В японском варианте мы вправе говорить о длительном сохранении стандартов феодализма преимущественно в верхних слоях общества в условиях недостаточной централизации власти, в русском — о сохранении жесткой системы эксплуатации крестьянских низов и о сервильном комплексе во всех слоях общества как пережитке феодального прошлого при сильной власти деспотического центра. Но и японский и русский варианты феодализма весьма специфичны, даже маргинальны. В первом случае свою роль, вне всяких сомнений, сыграла длительная децентрализация политической структуры. Во втором — специфика взаимоотношений в обществе (нечто вроде «поголовного рабства»), которая сохранялась довольно долго даже после установления эффективной власти центра и изменения статуса дворянства, особенно высшего. К слову, русское общество прошлого века едва ли можно считать феодальным, хотя к этому у нас все привыкли. Это было трансформирующееся общество с очевидными чертами классической централизованной восточной структуры (власть-собственность и централизованная редистрибуция) при сохранении значительной роли децентрализованного феодализма прошлых веков.

Для всего остального средневекового (да и древнего) Востока нормой было существование централизованной деспотии (или командно-административно-распределительной системы, как ее в наши дни чаще всего именуют) без каких-либо заметных признаков или пережитков феодализма. Разумеется, в ситуациях острого кризиса и децентрализации, когда система дает сбой или на время вовсе перестает нормально функционировать, на передний план могут выйти элементы феодальной структуры, усилившиеся в результате раздробленности и междоусобиц, мятежей и восстаний, но, как правило, ненадолго. Китай в этом смысле следует считать едва ли не классическим примером. Китайская империя начиная с Цинь (III в. до н.э.) не имела ничего общего с феодализмом (или с «восточным феодализмом»), хотя именно о нем пишут многие историки КНР (см. [3]).

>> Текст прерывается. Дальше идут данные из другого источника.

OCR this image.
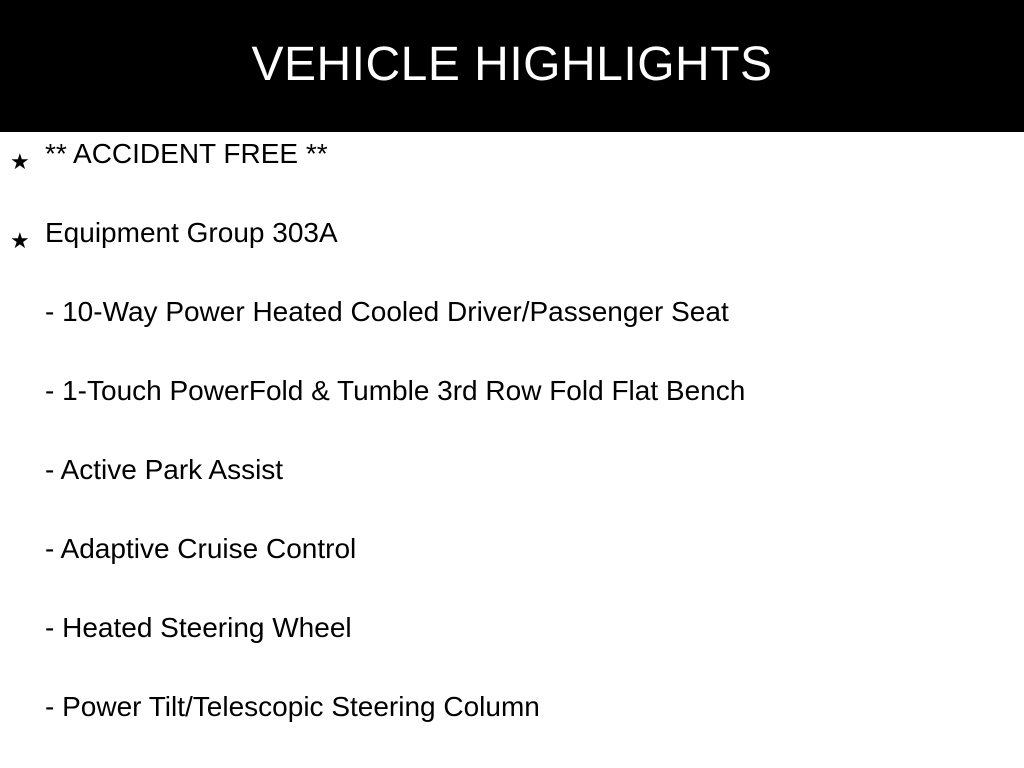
VEHICLE HIGHLIGHTS
★ ** ACCIDENT FREE **
★ Equipment Group 303A
- 10-Way Power Heated Cooled Driver/Passenger Seat
- 1-Touch PowerFold & Tumble 3rd Row Fold Flat Bench
- Active Park Assist
- Adaptive Cruise Control
- Heated Steering Wheel
- Power Tilt/Telescopic Steering Column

В отдельных случаях, как, например, в доисламской Индии с ее слабой государственностью, элементы феодализма могли проявляться чаще и казаться более значимыми. Однако на деле взаимоотношения между раджами и их подданными всегда строились не столько на основе вассально-сеньориальной зависимости и тем более рыцарско-аристократической этики, сколько на принципах привычной для всего Востока чиновничьей административно-бюрократической иерархии, т.е. в конечном счете оставались в рамках все той же командно-распределительной системы, иногда в достаточно мелком масштабе. И поэтому разговоры о феодализме в Индии — это чаще всего привычная дань истмату, не более того.

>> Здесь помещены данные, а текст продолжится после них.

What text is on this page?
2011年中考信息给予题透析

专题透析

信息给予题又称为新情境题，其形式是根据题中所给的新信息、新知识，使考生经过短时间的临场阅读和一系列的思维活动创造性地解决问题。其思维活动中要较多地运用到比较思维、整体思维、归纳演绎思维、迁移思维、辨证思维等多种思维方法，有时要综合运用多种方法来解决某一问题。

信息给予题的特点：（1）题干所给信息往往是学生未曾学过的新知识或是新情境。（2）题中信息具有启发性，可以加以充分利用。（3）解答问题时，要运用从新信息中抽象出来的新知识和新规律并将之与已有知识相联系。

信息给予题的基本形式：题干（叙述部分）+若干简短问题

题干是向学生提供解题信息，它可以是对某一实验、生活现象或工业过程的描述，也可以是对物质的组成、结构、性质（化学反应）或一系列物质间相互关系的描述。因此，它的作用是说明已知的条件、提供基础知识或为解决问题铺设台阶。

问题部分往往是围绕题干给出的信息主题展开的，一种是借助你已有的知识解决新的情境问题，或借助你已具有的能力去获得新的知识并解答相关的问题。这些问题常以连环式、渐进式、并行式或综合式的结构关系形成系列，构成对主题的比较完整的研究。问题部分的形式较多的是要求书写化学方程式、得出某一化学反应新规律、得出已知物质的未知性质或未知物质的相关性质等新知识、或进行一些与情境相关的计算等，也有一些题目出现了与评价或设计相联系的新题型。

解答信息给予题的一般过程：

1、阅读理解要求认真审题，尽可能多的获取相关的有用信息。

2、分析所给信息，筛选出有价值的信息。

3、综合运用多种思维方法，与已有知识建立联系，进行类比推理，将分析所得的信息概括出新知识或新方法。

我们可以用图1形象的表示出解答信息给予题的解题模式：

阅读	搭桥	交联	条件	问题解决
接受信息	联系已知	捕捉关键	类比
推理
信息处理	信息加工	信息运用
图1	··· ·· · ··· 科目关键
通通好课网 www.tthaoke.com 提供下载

Вывод очевиден: феодализм на традиционном Востоке встречается редко, существует недолго и практически всегда имеет немалую специфику. Здесь, как правило, административно-чиновничья иерархия абсолютно преобладает над личной вассально-сеньориальной зависимостью, а простые люди в- любом случае являются подданными по отношению к представителям власти. Тем больший интерес представляют собой такие исключения, как чжоуский Китай в период Чуньцю. При всех несомненных различиях господствовавший в нем строй очень похож на средневековый европейский феодализм. Похож, пожалуй, больше, чем в самурайско-сёгунской Японии, где центральная власть была более заметна и играла более важную роль, чем в постордынской феодальной России с ее жестокими правителями и безмолвными крепостными.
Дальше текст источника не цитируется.